If any form of parsing is too expensive for you, you're better off with FlatBuffers and capnproto.

Finally there is the holy grail: Use JIT compilation to generate "serialization" and "deserialization" code at runtime through schema negotiation, whenever you create a long lived connection. Since your protocol is unique for every (origin, destination) architecture+schema tuple, you can in theory write out the data in a way that the target machine can directly interpret as memory after sanity checking the pointers. This could beat JSON, MessagePack, CBOR, FlatBuffers and capnproto in a single "protocol".

And then there is protobuf/grpc, which seems to be in this weird place, where it is not particularly good at anything.

lowbloodsugar|1 year ago

Except gzip is tragically slow, so crippling protobuf by running it through gzip could indeed slow it down to json speeds.

ajross|1 year ago

That's sort of where I've landed too. Protobufs would seem to fit the problem area well, but in practice the space between "big-system non-performance-sensitive data transfer metaformat"[1] and "super-performance-sensitive custom binary parser"[2] is... actually really small.

There are just very few spots that actually "need" protobuf at a level of urgency that would justify walking away from self-describing text formats (which is a big, big disadvantage for binary formats!).

[1] Something very well served by JSON

[2] Network routing, stateful packet inspection, on-the-fly transcoding. Stuff that you'd never think to use a "standard format" for.

bboygravity|1 year ago

Add "everything that communicates with a microcontroller" to 2.

That means potentially: the majority of devices in the world.

malkia|1 year ago

Apart from being text format, I'm not sure how well JSON-RPC handles doubles vs long integers and other types, where protobuf can be directed to handle them appropriately. That is a problem in JSON itself, so you may neeed to encode some numbers using... "string"

dpeckett|1 year ago

I'd say the success of REST kind of proves that's something that for the most part can be worked around. Often comes down to the JSON codec itself, many codecs will allow unmarshalling/marshalling fields straight into long int types.

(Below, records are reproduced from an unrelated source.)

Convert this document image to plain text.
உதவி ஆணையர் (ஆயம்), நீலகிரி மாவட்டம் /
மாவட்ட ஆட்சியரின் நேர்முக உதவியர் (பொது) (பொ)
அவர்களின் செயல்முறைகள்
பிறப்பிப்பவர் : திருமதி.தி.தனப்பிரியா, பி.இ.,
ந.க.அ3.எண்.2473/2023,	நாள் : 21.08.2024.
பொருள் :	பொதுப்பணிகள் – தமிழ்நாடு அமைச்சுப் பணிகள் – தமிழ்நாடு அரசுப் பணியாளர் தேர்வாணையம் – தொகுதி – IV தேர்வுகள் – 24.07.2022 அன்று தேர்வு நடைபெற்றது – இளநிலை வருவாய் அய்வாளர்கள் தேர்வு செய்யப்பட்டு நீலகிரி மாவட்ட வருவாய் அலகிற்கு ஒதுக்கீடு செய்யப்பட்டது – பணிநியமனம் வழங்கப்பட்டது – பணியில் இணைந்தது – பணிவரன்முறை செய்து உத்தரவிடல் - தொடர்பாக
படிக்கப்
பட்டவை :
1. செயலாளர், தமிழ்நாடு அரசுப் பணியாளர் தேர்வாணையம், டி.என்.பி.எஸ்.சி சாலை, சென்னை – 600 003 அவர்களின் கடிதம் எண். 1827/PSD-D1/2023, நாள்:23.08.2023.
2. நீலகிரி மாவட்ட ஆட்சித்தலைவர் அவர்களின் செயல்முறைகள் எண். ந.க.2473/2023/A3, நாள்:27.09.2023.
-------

Also JS now has BigInt types and the JSON decoder can be told to use them. So I'd argue it's kind of a moot point at this stage.

mirekrusin|1 year ago

Also json parsers are crazy fast nowadays, most people don't realize how fast they are.

Cthulhu_|1 year ago

While true, it's still a text and usually http/tcp based format; data -> json representation -> compression? -> http -> tcp -> decompression -> parsing -> data. Translating to / from a text just feels inefficient.